Book review: The Left Hand of Darkness by Ursula K Le Guin

Left handHof Darkness book coverWhen my book club put out its call a few months ago for book suggestions on the theme of gender, I felt that science fiction could be a good angle from which to explore this topic but I feared that might put off some of the group. I needn’t have feared. Not only was my suggestion of The Left Hand of Darkness by Ursula K Le Guin the vote winner for our March meeting, it was also a really well attended (virtual) meet-up and a very fruitful, lively discussion. I should never have doubted them.

This novel certainly provides a lot of fodder for discussion. It’s difficult to boil down the plot succinctly (which is perhaps why looking in different places you’ll see very different synopses that sound like entirely different books) but here is my attempt. Genly Ai is an envoy from the human interplanetary collaboration the Ekumen. He has been sent alone to the planet Gethen to see whether he can persuade the inhabitants to join the Ekumen. Between the planet’s perpetual wintry conditions and the Gethenians’ androgynous nature, Genly is struggling with his ambassadorial role. His primary contact is Estraven, who seems to want to help, but can they ever truly understand and trust one another?

For me – and most of the book group – this was a slow burner. There is a LOT of background to set up about Gethen’s people, politics and languages. On reflection there is also a lot of plot and character development from the start as well, but for me that got a bit buried under my trying to get to grips with the world building. And then around the halfway point I realised I was really enjoying the book and by the end I loved it.

As with every aspect of the novel, Le Guin goes into a lot of detail of the Gethenians’ androgyny. She has invented something called “kemmer”, a period of fertility akin to mammals in heat. During kemmer, Gethenians experience sexual urges that are overwhelming to the point that no-one is expected to work during that period. Though some Gethenians do have an equivalent of marriage, most are promiscuous and go to communal “kemmer houses” to have their sexual needs met. Genly finds this all a little strange, but what I really liked is that Le Guin has the Gethenians find Genly revolting because to them, he’s sexually aroused (or capable of it) all the time.

What Genly really struggles with, though, is the Gethenians’ androgyny. He cannot get his head around this concept and persists in thinking of them all as male, except when anyone acts in a way he dislikes, which he tends to then label as them acting female. Genly is pretty misogynistic. He’s also generally a bit slow on the uptake (some of my book club labelled him outright stupid), which means other characters have to explain stuff to him – and therefore to us readers.

“I thought…Estraven’s performance had been womanly, all charm and tact and lack of substance, specious and adroit. Was it in fact perhaps this soft supple femininity that I disliked and distrusted in him? For it was impossible to think of him as a woman, that dark, ironic, powerful presence near me in the firelit darkness, and yet whenever I thought of him as a man I felt a sense of falseness, of imposture.”

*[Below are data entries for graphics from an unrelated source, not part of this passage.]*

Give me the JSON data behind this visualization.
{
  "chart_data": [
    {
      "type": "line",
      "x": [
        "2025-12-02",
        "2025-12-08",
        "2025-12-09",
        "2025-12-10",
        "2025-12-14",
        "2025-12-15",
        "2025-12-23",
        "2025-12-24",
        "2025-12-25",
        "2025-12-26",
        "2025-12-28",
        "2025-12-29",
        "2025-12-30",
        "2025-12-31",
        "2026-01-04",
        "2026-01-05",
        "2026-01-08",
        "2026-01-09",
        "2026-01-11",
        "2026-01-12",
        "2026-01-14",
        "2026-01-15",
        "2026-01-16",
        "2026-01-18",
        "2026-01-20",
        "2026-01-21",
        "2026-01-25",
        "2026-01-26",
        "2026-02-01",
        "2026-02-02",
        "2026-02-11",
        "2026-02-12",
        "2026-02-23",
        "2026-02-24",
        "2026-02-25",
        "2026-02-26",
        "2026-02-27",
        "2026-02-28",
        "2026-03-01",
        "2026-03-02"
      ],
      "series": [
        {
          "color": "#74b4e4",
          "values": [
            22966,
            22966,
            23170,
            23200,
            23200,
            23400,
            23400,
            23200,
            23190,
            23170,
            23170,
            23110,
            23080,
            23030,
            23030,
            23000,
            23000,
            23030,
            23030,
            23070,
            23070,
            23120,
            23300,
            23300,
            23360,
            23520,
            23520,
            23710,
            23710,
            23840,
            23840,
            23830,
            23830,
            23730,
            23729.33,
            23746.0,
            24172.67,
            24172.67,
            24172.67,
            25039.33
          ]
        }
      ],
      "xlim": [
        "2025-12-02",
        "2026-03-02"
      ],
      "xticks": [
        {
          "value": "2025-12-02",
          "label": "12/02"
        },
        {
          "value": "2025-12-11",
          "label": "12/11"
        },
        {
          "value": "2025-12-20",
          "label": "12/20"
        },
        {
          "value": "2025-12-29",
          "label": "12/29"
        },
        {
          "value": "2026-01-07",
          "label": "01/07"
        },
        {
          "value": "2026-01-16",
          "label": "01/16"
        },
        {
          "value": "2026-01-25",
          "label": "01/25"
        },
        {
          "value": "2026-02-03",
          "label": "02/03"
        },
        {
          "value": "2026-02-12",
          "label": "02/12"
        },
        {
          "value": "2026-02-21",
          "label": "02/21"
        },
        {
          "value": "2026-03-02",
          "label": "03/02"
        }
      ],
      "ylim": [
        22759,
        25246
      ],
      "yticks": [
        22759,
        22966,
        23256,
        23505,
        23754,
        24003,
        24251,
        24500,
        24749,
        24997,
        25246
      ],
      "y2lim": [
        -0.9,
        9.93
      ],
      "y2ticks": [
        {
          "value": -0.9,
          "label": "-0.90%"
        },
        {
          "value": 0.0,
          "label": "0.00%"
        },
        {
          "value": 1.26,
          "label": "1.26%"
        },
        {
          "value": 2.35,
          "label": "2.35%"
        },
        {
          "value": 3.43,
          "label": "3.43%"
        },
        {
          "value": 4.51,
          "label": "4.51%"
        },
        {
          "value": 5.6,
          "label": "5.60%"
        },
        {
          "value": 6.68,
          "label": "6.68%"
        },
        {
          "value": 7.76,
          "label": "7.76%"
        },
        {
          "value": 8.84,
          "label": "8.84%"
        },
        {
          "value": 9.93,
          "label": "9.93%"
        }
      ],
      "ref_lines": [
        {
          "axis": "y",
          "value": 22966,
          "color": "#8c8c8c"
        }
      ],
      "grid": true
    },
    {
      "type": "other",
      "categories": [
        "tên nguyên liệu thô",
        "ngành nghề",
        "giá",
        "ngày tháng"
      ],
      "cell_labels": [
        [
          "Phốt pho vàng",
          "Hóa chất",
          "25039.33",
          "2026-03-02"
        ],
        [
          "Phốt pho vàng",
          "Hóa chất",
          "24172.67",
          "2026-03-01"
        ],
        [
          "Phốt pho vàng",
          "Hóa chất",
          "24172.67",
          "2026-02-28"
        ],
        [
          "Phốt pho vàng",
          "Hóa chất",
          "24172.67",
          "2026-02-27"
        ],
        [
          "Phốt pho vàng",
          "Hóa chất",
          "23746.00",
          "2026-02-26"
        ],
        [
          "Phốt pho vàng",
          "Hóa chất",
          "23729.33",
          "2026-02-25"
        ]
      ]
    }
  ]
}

What detracts from the acceptance of androgyny being Genly’s problem rather than Le Guin’s is that all the Gethenians are given male pronouns throughout. Interestingly, in her introduction to the edition I read, Le Guin admits this was a mistake, because it not only colours how readers perceive the Gethenian characters, but it probably coloured how she wrote those characters too. It really is quite tough to think of Estraven as gender-neutral when not only are he/him pronouns used, but he is also called a man repeatedly. Perhaps, even though singular they has been used for centuries, it just wouldn’t have been accepted by a publisher in 1969, but surely “person”, “parent” and “sibling” are perfectly good words that Le Guin could have used?

As Genly sees more of the planet and gets to know Estraven, I warmed to the novel. A big chunk of the second half is made up of an epic journey that is by far the most memorable part of the novel. It shows clear inspiration by true tales of explorers such as The Worst Journey in the World by Apsley Cherry-Garrard (which I loved), but it also offers an opportunity to really show the Gethenian landscape and to develop the main characters beyond their initial failure to understand each other. This is where I really fell in love with the book.

“Genly Ai demands of us an inordinate trustfulness. To him evidently it is not inordinate…His obtuseness is ignorance. His arrogance is ignorance. He is ignorant of us; we of him. He is infinitely a stranger, and I a fool, to let my shadow cross the light of the hope he brings us.”

Genly’s report is interspersed with Gethenian folk tales. They add a lot of rich detail to Gethenian culture, but I will admit I found them disruptive to the flow of the main narrative. I was similarly ambivalent about Foreseeing, which is the closest thing Gethen seems to have to a religion. It gave Genly an opportunity to have some conversations that weren’t political, and gave Le Guin a chance to philosophise, but I found it all a bit bewildering and it didn’t advance the plot.

Overall, I think this novel would benefit from a second read. It’s part of a series of books called the Hainish Cycle, which I am curious about. Though they’re not direct sequels, as I understand it, but rather separate stories in the same universe.